Dear Editor,
We have read with great interest, a recent article highlighting the impact of co-epidemics of COVID-19 and infectious diseases on Pakistan's overwhelmed healthcare system.1 SARS-CoV-2 is causing mild illnesses to even severe pneumonia cases in patients having co-morbidities. According to the World Health Organization (WHO), by January 3, 2021, COVID-19 has been the cause of 79 million active cases and 1.7 million deaths worldwide. In Pakistan, conditions of COVID-19 are worryingly worsening; there was an alarming resurgence of more than 14 809 new cases recorded last week (67 new cases per 1 million), with a rise of about 45%. On January 4, 2021, about 0.46 million infected cases, and 9 thousand deaths were reported in Pakistan, as shown in Fig. 1 (a).2 Simultaneously, pneumonia, either caused by viruses or bacteria, is more prevalent in the winter and autumn season.
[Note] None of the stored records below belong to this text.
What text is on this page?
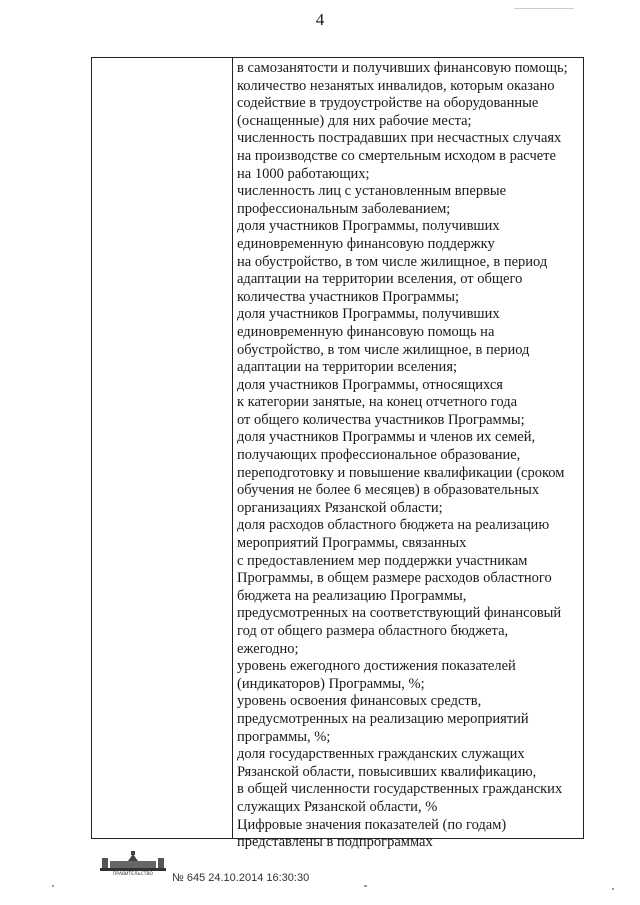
4
в самозанятости и получивших финансовую помощь;
количество незанятых инвалидов, которым оказано
содействие в трудоустройстве на оборудованные
(оснащенные) для них рабочие места;
численность пострадавших при несчастных случаях
на производстве со смертельным исходом в расчете
на 1000 работающих;
численность лиц с установленным впервые
профессиональным заболеванием;
доля участников Программы, получивших
единовременную финансовую поддержку
на обустройство, в том числе жилищное, в период
адаптации на территории вселения, от общего
количества участников Программы;
доля участников Программы, получивших
единовременную финансовую помощь на
обустройство, в том числе жилищное, в период
адаптации на территории вселения;
доля участников Программы, относящихся
к категории занятые, на конец отчетного года
от общего количества участников Программы;
доля участников Программы и членов их семей,
получающих профессиональное образование,
переподготовку и повышение квалификации (сроком
обучения не более 6 месяцев) в образовательных
организациях Рязанской области;
доля расходов областного бюджета на реализацию
мероприятий Программы, связанных
с предоставлением мер поддержки участникам
Программы, в общем размере расходов областного
бюджета на реализацию Программы,
предусмотренных на соответствующий финансовый
год от общего размера областного бюджета,
ежегодно;
уровень ежегодного достижения показателей
(индикаторов) Программы, %;
уровень освоения финансовых средств,
предусмотренных на реализацию мероприятий
программы, %;
доля государственных гражданских служащих
Рязанской области, повысивших квалификацию,
в общей численности государственных гражданских
служащих Рязанской области, %
Цифровые значения показателей (по годам)
представлены в подпрограммах
ПРАВИТЕЛЬСТВО № 645 24.10.2014 16:30:30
The signs of pneumonia COVID-19 can be similar to other forms of viral pneumonia, as illustrated in Fig. 1(b). Pneumonia-related deaths are higher than any other child disease, killing more than 800 000 children under 05 years or about 2200 per day worldwide. Dreadfully, Pakistan has a high prevalence of pneumonia, as shown in Fig. 1(c). Published data showed that since 1990, pneumonia-related mortality in Pakistan is quite high. Pakistan's health system is facing a severe downturn and does not have adequate facilities for distinguishing between COVID-19 and non-COVID-19 pneumonia. Consequently, putting patients and healthcare workers at greater risk which could lead to an upsurge in mortality.
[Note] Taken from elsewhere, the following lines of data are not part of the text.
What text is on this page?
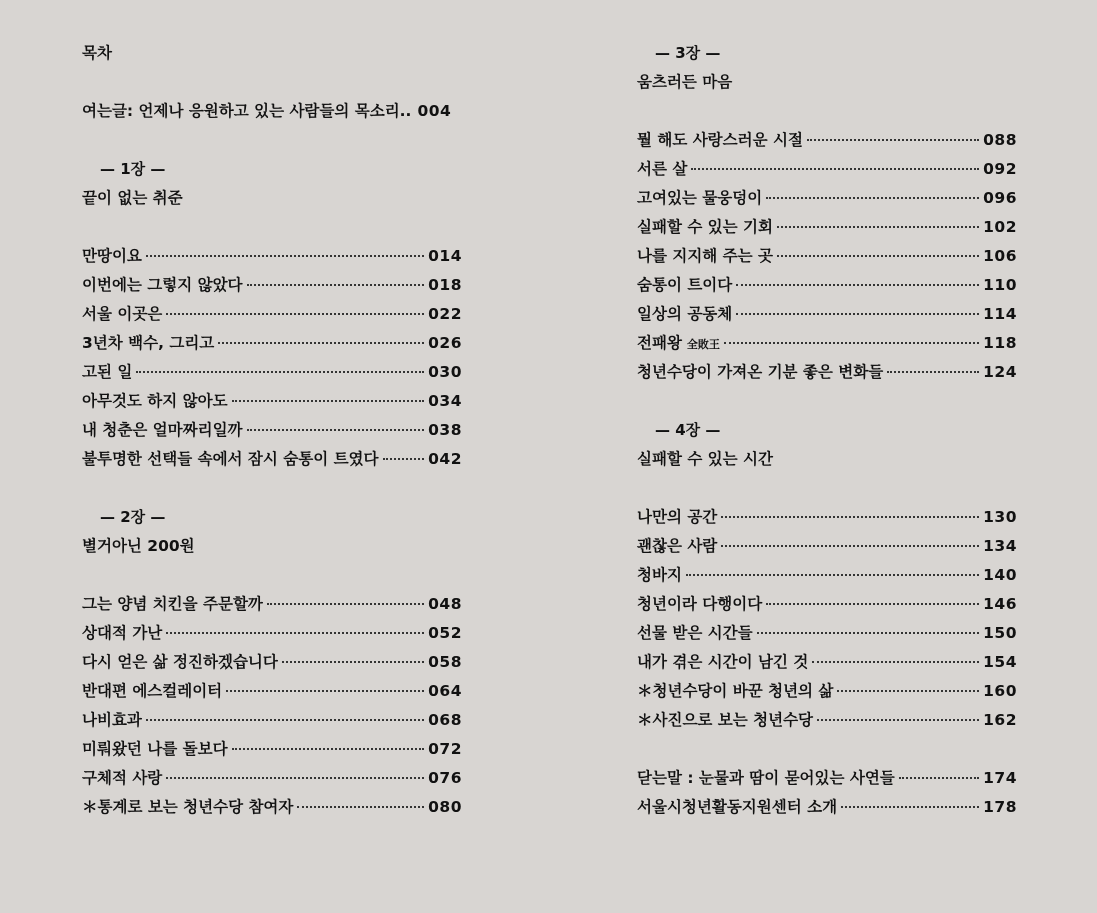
목차
여는글: 언제나 응원하고 있는 사람들의 목소리.. 004
— 1장 —
끝이 없는 취준
만땅이요	014
이번에는 그렇지 않았다	018
서울 이곳은	022
3년차 백수, 그리고	026
고된 일	030
아무것도 하지 않아도	034
내 청춘은 얼마짜리일까	038
불투명한 선택들 속에서 잠시 숨통이 트였다	042
— 2장 —
별거아닌 200원
그는 양념 치킨을 주문할까	048
상대적 가난	052
다시 얻은 삶 정진하겠습니다	058
반대편 에스컬레이터	064
나비효과	068
미뤄왔던 나를 돌보다	072
구체적 사랑	076
＊통계로 보는 청년수당 참여자	080
— 3장 —
움츠러든 마음
뭘 해도 사랑스러운 시절	088
서른 살	092
고여있는 물웅덩이	096
실패할 수 있는 기회	102
나를 지지해 주는 곳	106
숨통이 트이다	110
일상의 공동체	114
전패왕 全敗王	118
청년수당이 가져온 기분 좋은 변화들	124
— 4장 —
실패할 수 있는 시간
나만의 공간	130
괜찮은 사람	134
청바지	140
청년이라 다행이다	146
선물 받은 시간들	150
내가 겪은 시간이 남긴 것	154
＊청년수당이 바꾼 청년의 삶	160
＊사진으로 보는 청년수당	162
닫는말 : 눈물과 땀이 묻어있는 사연들	174
서울시청년활동지원센터 소개	178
Although the RT-PCR has a high specificity for COVID-19, its sensitivity for COVID-19 is comparatively low. The research documented Computed Tomography (CT) scans' utility in the differential diagnosis of COVID-19 pneumonia and non-COVID-19 pneumonia. Besides CT's usefulness in detecting COVID-19 pneumonia, it is not suitable for COVID-19 screening because of its expense and high radiation exposure. On the other hand, chest X-Ray imaging (CXR) is economical and is a widely used method for screening purposes. The hallmark characteristics of COVID-19 pneumonia include bilateral involvement abnormalities in the peripheral and lower zone of lungs, “ground-glass” presentation of the lungs and infrequent pleural effusion.3 The sensitivity to CXR for pulmonary disorders in contrast with chest CT is usually limited.
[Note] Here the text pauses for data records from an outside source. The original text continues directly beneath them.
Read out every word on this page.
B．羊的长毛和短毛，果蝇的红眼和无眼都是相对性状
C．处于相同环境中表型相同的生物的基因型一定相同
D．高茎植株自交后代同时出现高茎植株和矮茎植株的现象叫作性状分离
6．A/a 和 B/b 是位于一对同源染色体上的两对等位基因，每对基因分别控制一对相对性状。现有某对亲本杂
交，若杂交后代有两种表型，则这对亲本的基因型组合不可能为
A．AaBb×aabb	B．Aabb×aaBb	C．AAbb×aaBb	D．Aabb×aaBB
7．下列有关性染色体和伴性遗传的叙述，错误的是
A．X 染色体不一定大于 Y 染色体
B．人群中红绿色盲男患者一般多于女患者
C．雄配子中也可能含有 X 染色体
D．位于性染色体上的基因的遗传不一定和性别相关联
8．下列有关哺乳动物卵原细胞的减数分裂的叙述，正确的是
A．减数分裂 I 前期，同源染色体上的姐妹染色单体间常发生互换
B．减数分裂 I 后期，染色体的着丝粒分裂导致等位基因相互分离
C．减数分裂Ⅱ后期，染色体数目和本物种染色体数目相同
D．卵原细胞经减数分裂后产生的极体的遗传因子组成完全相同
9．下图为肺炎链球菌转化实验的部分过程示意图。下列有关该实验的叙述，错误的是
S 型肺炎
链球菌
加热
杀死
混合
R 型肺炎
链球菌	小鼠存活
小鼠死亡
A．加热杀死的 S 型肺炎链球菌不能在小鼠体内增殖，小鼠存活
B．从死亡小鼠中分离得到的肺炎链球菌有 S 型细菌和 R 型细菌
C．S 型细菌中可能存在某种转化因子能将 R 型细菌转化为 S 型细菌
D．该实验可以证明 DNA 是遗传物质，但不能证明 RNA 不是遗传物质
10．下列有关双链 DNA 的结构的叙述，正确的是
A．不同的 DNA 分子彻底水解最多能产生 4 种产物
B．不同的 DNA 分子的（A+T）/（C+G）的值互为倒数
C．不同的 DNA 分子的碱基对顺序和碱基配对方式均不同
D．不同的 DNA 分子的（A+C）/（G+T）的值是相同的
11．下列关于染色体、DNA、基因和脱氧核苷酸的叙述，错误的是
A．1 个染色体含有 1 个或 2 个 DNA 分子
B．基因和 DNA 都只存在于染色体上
So far, it is not clear when the devastating effect of this virus is going to stop. However, clinical symptoms of the COVID-19 are close to influenza (e.g., fever, fatigue, cough, and sore throat), and the epidemic happens during a year when influenza respiratory infections, respiratory syncytial viruses, and other respiratory viruses are persistent. The detection of infected patients is very critical for clinics. SARS-Cov-2 infection's clinical symptoms range from asymptomatic carriage to atypical pneumonia, respiratory failure, hyper-inflammatory response, and acute respiratory distress syndrome (ARDS). Interestingly, CT findings of COVID-19 pneumonia have significant similarities with pneumonia caused by other viruses but distinct from bacterial origin pneumonia. Therefore, it is substantially hard to differentiate between COVID-19 and pneumonia caused by different viruses is of great importance. As a highly contiguous disease, the transmission of COVID-19 pneumonia related to the hospital has been suspected in 41% of patients. Additionally, a study confirmed that COVID-19 and non-COVID-19 pneumonia are prevalent in middle-aged individuals. A clinical study reported higher mortality from COVID-19 pneumonia in elderly patients underlying various chronic diseases. The estimated death time after the onset of COVID-19 pneumonia ranges from 15 to 20 days.4
Pakistan's government is taking serious actions to combat the overburden of disease and facilitate the public by providing designated hospitals, quarantine centers, and free PCR testing for COVID-19. However, as the fifth largest and low-middle-income region, Pakistan does not have much financial capital to overcome health practitioners' continuing constraints, rising healthcare costs, and a shortage of medical facilities. There will be a risk of disease transmission from COVID-19 patients to non-COVID pneumonia patients and probably, from non-COVID pneumonia patients to the COVID-19 patients, which would inevitably lead to catastrophic conditions. The Pakistani health care regime, as a developing economy, is not strong enough to counter the synergistic assault of COVID-19 and other pneumonia. The Pakistani government must develop intensive health policies for proper segregation of COVID-19 and pneumonia patients to resolve the possible threats and synergetic effects of COVID-19 and non-COVID-19 pneumonia.
Funding statement
There is no role of any funding agency related to this study.
Declaration of competing interest
The authors have no conflicts of interest relevant to this article.